23/08/2010

"Espera..."

"Não, não partas já, espera um pouco ainda, espera que o tempo passe e nos apazigúe a alma, nos arrefeça os ímpetos e nos faça voltar à terra, a essa estúpida reguladora rotina que nos rege os dias e as noites e nos faz sentir que afinal somos pessoas normais, donas da nossa vida e do nosso coração. Espera só um momento, deixa que o silêncio perpetue os nossos momentos de perfeição, a comunhão das nossas almas em noites passadas em claro, em conversas ligadas por um fio invisível, o fio do desejo, daquele desejo duradouro e certo que o tempo não mata, só ajuda a cimentar, que a distância não destrói, só ajuda a alimentar.
Espera só mais um instante, até que a tua memória quente cristalize os nossos momentos e os preserve como um tesouro secreto por mais ninguém descoberto e cobiçado. Guarda bem estes instantes, num lugar qualquer entre a tua cabeça e o teu coração, que deve ser mais ou menos onde se situa a alma e espera que o tempo te diga se o que sentes vai crescer e dar sentido à tua vida.
Espera, não partas ainda, o dia ainda não acordou, na rua só os cães ladram, os bêbados choram e os candeeiros vivem, a noite é enorme, é imensa, é nossa e só nossa, cada minuto passa mais devagar porque não pode ver que horas são...

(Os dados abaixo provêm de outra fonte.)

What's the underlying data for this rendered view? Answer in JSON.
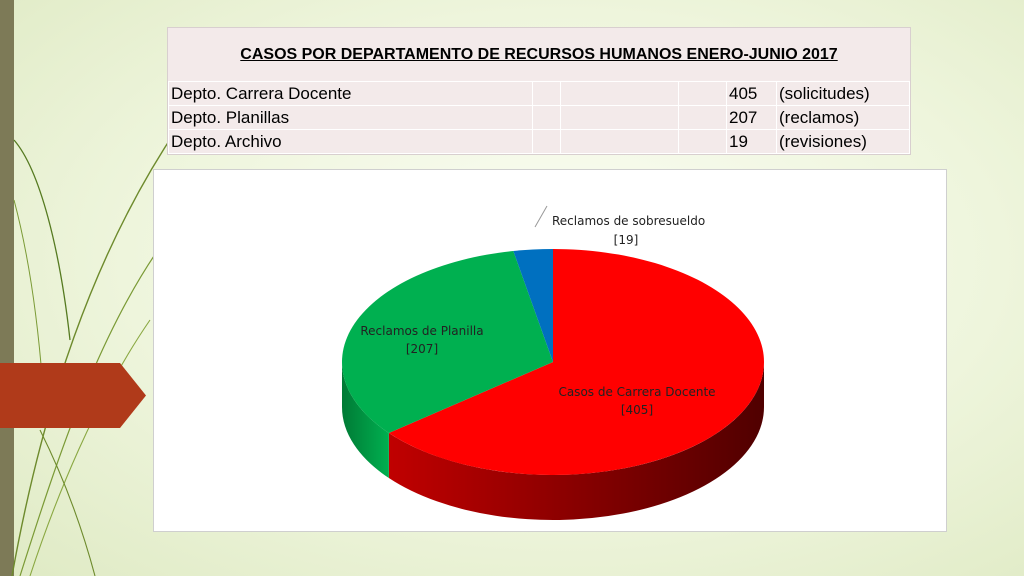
{
  "table": {
    "title": "CASOS POR DEPARTAMENTO DE RECURSOS HUMANOS ENERO-JUNIO 2017",
    "rows": [
      {
        "dept": "Depto. Carrera Docente",
        "value": "405",
        "unit": "(solicitudes)"
      },
      {
        "dept": "Depto. Planillas",
        "value": "207",
        "unit": "(reclamos)"
      },
      {
        "dept": "Depto.  Archivo",
        "value": "19",
        "unit": "(revisiones)"
      }
    ]
  },
  "chart_data": {
    "type": "pie",
    "style": "3d",
    "slices": [
      {
        "label": "Casos de Carrera Docente",
        "value": 405,
        "value_label": "[405]",
        "color": "#ff0000"
      },
      {
        "label": "Reclamos de Planilla",
        "value": 207,
        "value_label": "[207]",
        "color": "#00b050"
      },
      {
        "label": "Reclamos de sobresueldo",
        "value": 19,
        "value_label": "[19]",
        "color": "#0070c0"
      }
    ]
  },
  "colors": {
    "accent_arrow": "#b03a1a",
    "side_bar": "#7d7a57",
    "table_bg": "#f3eaea"
  }
}
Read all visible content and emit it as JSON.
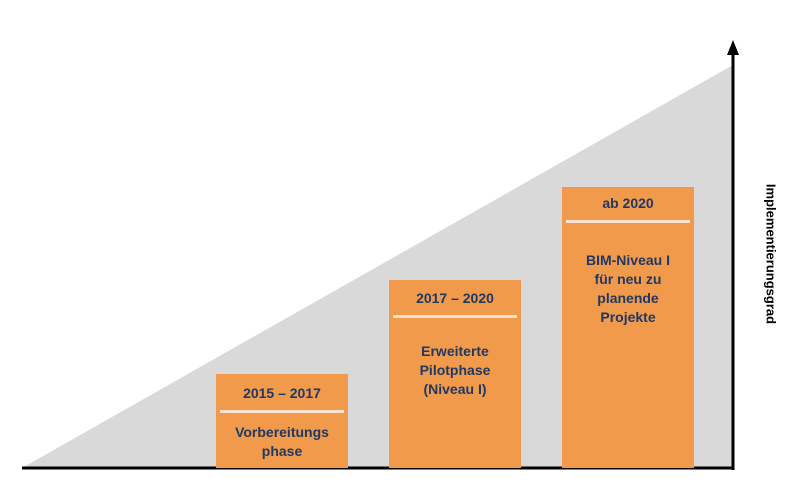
{
  "diagram": {
    "axis_label": "Implementierungsgrad",
    "phases": [
      {
        "period": "2015 – 2017",
        "description": "Vorbereitungs\nphase"
      },
      {
        "period": "2017 – 2020",
        "description": "Erweiterte\nPilotphase\n(Niveau I)"
      },
      {
        "period": "ab 2020",
        "description": "BIM-Niveau I\nfür neu zu\nplanende\nProjekte"
      }
    ]
  },
  "colors": {
    "triangle": "#d9d9d9",
    "box": "#f29a4b",
    "box_text": "#1f3864",
    "divider": "#fbe3cf",
    "axis": "#000000"
  }
}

Está escuro no quarto, mas nunca vi tanta luz, uma luz doce e ao mesmo tempo avassaladora que sai dos teus olhos semicerrados, das tuas mãos entrelaçadas nas minhas, da tua voz sussurrada e próxima, do teu sorriso onde caibo inteira. A luz envolve-me como uma teia e eu sinto-me embalada como uma criança no berço, fecho os olhos para te ver melhor e de repente o passado passa todo por debaixo das minhas pálpebras como um filme acelerado e vejo-me outra vez com 18 anos a sonhas com o futuro, a imaginar tudo aquilo em que me tornei, para logo regressar ao presente e ficar aqui, imóvel como uma estátua, à espera que o tempo passe e nada mude...
Espera só mais um ou dois minutos, eterniza este abraço, grava-o na tua memória para que amanhã e depois, e depois ainda, o possas sentir outra vez, que ele te acompanhe e te ajude, te dê apoio e protecção, te faça sentir amado e desejado, como uma mãe ama um filho, sempre e em silêncio, sem nunca perder a paciência, sem nunca cobrar, sem nunca pedir, só dar, dar, dar...
Espera ainda, esconde tudo, leva o meu cheiro para casa e esconde-o dentro de uma gaveta, não deixes que ninguém saiba que te quero e te desejo, não deixes que falem de mim, não oiças o que os outros dizem, eles não estão no meio de nós, ninguém está no meio de nós, só nós é que estamos aqui, a vida que vivemos é a nossa vida e não a que os outros querem que seja. Vive cada minuto intensamente e no maior segredo, faz como aquele poeta que só deixou que as suas palavras fossem lidas depois de morrer, para que ninguém o julgasse ou pudesse apontar-lhe o dedo.
Guarda-me bem perto de ti, sempre perto, mesmo que eu não te veja ou tu não me fales, estarei ali, junto de ti, como Vénus sempre atrás da lua quando o dia cai e a noite se levanta, silenciosa, altiva, celeste e discreta. Deixa-me ficar aí, aí ninguém me vê, estou protegida pela descrição da noite, pelo silêncio dos pássaros que já dormem e não nos podem denunciar. Serei uma sombra, um suspiro, um sorriso, uma festa no teu cabelo.
E a minha presença, certa e segura junto ao teu coração, vai-te trazer de volta os sons das nossas conversas, a temperatura das nossas mãos entrelaçadas uma na outra, o sabor da minha boca na tua, o meu olhar dentro do teu como se nunca tivesse partido, como se nunca mais precisasses de voltar a essa estúpida rotina que nos rege os dias e as noites, e nunca mais te sentirás uma pessoa normal, igual às outras, porque é agora que tudo pode acontecer de outra forma e a vida se transformar em algo que sempre sonhaste...
Mas espera, espera um pouco ainda, espera porque a espera é o tempo de deixar crescer aquilo que há-de ser. E é sempre pouco, quando se tem tanto para dar. E receber."